Kru Paiboon started primary school education in Pathum Thani Province, secondary school at Satree Pathumwan School and study until the end of Grade 8 at Sawat Amnuaywet School, Bangkok. Learned more music from Kru Phin Prongkaewngam around 1933-1935 and learned more music and international music notation at YMCA association on Worachak Road and has used music scores to compose songs every time since then.

After graduating, Kru Paiboon Butkhan worked as a Thai language teacher at Kuang Siew School, then resigned to work as an electrician at Samsen Power Plant, then resigned again to work with the drama troupe, the Mae Kaew troupe and the Chantha-ropas troupe, acted as the writing radio plays and composing songs.

Kru Paiboon Butkhan's song started had recording the platter around 1947 by the induction of Sawasdee-phab Bunnag, who was a friend and younger brother-in-law. There are many songs by Kru Phaiboon that have received awards "Royal Golden Gramophone".

"Klin Klone Sarb Kwai" (กลิ่นโคลนสาบควาย, composed in 1953, sung by Chan Yenkae) is another important piece of Kru Paiboon Butkhan's work that the Thai government had banned during the communist crackdown. Even though it was prohibited by the government, the more it was banned, the more listeners bought the platters to listen to. This song is also regarded as the foundation of Luk thung because in the past before 1957, Thai songs were not clearly divided into Luk krung and Luk thung until 1964.
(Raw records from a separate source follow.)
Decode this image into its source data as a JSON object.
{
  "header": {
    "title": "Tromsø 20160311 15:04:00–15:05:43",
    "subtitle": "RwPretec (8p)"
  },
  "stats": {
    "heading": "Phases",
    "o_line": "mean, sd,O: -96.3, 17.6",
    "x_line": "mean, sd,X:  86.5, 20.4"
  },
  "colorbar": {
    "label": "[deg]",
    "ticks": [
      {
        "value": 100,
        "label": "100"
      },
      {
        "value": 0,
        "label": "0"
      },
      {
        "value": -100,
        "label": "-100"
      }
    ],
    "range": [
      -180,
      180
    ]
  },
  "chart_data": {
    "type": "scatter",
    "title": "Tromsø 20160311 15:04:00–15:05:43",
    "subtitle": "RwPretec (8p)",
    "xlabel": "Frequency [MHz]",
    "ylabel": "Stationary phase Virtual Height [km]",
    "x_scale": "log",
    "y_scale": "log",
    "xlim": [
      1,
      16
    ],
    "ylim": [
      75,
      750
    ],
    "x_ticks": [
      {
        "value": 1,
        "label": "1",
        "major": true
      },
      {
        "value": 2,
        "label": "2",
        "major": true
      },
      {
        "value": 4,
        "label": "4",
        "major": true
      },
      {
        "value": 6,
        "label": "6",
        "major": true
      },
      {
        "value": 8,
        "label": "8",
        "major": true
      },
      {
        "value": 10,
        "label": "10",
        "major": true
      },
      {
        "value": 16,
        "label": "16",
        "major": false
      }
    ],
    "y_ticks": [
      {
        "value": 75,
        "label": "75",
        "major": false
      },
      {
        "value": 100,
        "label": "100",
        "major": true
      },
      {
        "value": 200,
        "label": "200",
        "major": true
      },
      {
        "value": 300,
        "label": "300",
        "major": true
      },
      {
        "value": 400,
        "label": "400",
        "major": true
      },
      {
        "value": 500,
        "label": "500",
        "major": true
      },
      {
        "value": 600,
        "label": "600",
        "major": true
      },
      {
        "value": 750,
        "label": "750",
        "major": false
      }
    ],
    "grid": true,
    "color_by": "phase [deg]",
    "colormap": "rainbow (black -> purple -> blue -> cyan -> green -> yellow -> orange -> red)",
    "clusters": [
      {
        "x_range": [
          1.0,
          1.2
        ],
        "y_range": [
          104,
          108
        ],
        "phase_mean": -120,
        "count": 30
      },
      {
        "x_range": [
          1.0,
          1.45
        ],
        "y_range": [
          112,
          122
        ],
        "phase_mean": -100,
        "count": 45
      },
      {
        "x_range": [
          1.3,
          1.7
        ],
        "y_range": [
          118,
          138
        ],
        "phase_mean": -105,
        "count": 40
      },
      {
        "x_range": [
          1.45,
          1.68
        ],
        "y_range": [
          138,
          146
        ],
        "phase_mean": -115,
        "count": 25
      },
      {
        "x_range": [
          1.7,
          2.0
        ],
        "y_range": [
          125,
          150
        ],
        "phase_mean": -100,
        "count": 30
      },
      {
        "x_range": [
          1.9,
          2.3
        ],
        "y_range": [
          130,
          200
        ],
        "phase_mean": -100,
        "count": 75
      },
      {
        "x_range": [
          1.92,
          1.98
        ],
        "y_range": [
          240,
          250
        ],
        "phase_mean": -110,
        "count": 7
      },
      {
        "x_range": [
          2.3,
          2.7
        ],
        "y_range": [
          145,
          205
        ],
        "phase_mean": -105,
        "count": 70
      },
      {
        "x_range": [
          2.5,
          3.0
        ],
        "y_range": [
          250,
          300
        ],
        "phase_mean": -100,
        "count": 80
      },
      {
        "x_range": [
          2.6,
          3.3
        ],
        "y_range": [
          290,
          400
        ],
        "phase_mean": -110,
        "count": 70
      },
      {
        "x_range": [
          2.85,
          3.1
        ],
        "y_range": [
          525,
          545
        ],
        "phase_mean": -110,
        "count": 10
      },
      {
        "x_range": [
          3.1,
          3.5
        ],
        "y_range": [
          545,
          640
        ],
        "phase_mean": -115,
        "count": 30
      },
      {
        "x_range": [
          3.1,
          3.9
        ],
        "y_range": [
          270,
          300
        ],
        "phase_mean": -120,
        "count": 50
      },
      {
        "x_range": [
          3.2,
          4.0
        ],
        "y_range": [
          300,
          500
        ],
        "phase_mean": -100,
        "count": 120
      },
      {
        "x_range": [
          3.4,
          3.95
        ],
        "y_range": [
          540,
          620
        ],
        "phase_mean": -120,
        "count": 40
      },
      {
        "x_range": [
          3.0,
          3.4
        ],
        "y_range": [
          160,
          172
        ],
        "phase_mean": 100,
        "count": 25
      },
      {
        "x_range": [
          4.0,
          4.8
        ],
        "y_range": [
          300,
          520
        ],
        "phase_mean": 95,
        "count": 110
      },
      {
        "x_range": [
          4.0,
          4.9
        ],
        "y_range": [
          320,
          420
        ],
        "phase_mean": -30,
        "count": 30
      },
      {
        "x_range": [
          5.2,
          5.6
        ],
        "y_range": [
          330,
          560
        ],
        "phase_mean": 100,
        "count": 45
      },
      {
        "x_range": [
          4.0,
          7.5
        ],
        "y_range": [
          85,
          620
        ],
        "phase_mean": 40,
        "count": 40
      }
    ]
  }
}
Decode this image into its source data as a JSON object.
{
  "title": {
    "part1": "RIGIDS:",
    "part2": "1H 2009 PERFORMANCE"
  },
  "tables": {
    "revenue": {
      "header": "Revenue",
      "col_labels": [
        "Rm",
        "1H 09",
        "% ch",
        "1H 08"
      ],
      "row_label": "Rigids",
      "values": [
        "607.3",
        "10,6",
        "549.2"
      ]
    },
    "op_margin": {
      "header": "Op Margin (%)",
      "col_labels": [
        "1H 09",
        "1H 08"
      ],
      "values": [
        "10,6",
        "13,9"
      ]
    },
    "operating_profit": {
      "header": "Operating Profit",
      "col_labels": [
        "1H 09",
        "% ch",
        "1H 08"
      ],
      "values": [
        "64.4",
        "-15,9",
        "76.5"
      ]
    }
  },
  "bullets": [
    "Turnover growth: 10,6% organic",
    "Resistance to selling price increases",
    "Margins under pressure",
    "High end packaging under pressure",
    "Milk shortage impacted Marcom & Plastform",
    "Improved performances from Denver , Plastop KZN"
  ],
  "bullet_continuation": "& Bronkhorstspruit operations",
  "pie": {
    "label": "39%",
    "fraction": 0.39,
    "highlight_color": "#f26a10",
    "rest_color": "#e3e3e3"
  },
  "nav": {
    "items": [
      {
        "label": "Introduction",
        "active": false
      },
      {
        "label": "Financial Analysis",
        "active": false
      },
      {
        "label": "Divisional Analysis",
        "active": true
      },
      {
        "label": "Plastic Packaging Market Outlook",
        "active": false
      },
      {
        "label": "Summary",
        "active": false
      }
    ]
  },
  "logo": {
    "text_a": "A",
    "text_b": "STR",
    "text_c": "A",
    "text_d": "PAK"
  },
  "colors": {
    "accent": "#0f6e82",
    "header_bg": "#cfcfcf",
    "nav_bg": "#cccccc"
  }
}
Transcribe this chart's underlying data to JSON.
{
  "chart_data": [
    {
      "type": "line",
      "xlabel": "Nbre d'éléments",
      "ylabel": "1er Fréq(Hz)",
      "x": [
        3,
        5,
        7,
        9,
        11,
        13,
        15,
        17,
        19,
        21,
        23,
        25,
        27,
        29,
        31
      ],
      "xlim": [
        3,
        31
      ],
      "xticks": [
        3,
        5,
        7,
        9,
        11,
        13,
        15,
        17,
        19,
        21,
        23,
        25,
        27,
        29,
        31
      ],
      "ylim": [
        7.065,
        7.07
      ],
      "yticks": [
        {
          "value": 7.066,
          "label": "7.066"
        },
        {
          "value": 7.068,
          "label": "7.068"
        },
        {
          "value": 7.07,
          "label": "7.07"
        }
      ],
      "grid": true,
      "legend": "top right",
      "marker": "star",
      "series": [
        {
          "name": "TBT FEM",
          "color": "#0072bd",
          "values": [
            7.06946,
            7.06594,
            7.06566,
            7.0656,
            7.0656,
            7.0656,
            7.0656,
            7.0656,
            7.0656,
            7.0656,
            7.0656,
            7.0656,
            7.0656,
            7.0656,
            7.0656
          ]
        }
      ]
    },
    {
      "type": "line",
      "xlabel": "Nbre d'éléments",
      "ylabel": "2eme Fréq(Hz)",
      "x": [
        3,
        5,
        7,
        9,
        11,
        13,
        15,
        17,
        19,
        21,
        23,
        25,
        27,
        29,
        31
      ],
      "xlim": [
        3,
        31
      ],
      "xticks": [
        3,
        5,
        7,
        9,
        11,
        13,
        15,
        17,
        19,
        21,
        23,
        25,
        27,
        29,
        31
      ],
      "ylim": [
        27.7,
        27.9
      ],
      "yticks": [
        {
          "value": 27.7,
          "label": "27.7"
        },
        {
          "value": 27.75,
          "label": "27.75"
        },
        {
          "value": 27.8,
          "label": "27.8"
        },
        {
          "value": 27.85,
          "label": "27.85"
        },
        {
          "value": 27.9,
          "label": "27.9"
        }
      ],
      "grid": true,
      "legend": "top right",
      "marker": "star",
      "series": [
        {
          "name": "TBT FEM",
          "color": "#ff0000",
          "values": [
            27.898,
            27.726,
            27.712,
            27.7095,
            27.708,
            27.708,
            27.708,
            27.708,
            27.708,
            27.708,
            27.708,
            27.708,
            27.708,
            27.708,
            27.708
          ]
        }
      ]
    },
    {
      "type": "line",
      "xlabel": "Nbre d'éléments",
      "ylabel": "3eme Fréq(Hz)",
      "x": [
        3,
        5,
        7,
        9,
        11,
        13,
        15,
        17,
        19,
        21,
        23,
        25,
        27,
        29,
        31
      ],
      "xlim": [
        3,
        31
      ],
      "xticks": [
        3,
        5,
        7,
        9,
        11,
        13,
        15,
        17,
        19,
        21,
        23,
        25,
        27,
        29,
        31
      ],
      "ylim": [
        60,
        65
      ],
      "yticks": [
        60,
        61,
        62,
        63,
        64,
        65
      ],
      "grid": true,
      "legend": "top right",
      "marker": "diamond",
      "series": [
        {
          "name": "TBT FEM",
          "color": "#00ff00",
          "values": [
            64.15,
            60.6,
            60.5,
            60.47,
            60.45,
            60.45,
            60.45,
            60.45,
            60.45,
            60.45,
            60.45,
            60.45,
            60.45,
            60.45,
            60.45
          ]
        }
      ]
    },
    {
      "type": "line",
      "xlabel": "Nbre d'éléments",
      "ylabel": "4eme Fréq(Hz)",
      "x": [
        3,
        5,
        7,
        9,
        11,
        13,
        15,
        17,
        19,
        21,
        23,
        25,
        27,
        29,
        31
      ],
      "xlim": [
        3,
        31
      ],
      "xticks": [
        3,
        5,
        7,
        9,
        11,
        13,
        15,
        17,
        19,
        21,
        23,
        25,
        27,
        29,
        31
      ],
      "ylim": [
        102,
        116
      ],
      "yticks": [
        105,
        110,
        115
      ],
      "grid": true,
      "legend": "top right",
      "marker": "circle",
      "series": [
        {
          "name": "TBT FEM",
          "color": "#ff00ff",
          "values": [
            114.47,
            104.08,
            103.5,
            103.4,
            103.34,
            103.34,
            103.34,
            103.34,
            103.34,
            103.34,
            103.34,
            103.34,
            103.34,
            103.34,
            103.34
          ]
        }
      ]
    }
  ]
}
After passed away for 17 years in September 1989, the song of Kru Paiboon received a Royal Awards at the 1st time Mid-Century Thai Luk Thung Festival for 10 songs and at the 2nd time Mid-Century Thai Luk Thung Festival in 1991, another 1 song.

== Personal life ==
Since his youth, Kru Paiboon Butkhan has been suffering from leprosy and has no money for serious treatment. Kru Paiboon kept to himself and remained aloof from society. He was closely cared for by his mother, Mrs. Prom Praneet, until her death in 1965. However, he received help from friends who took him to get treatment until he was completely cured, but he was still physically disabled. Later, he fell ill again and used drugs to relieve his symptoms. He entered treatment at Tham Krabok Monastery until he was completely cured in 1959.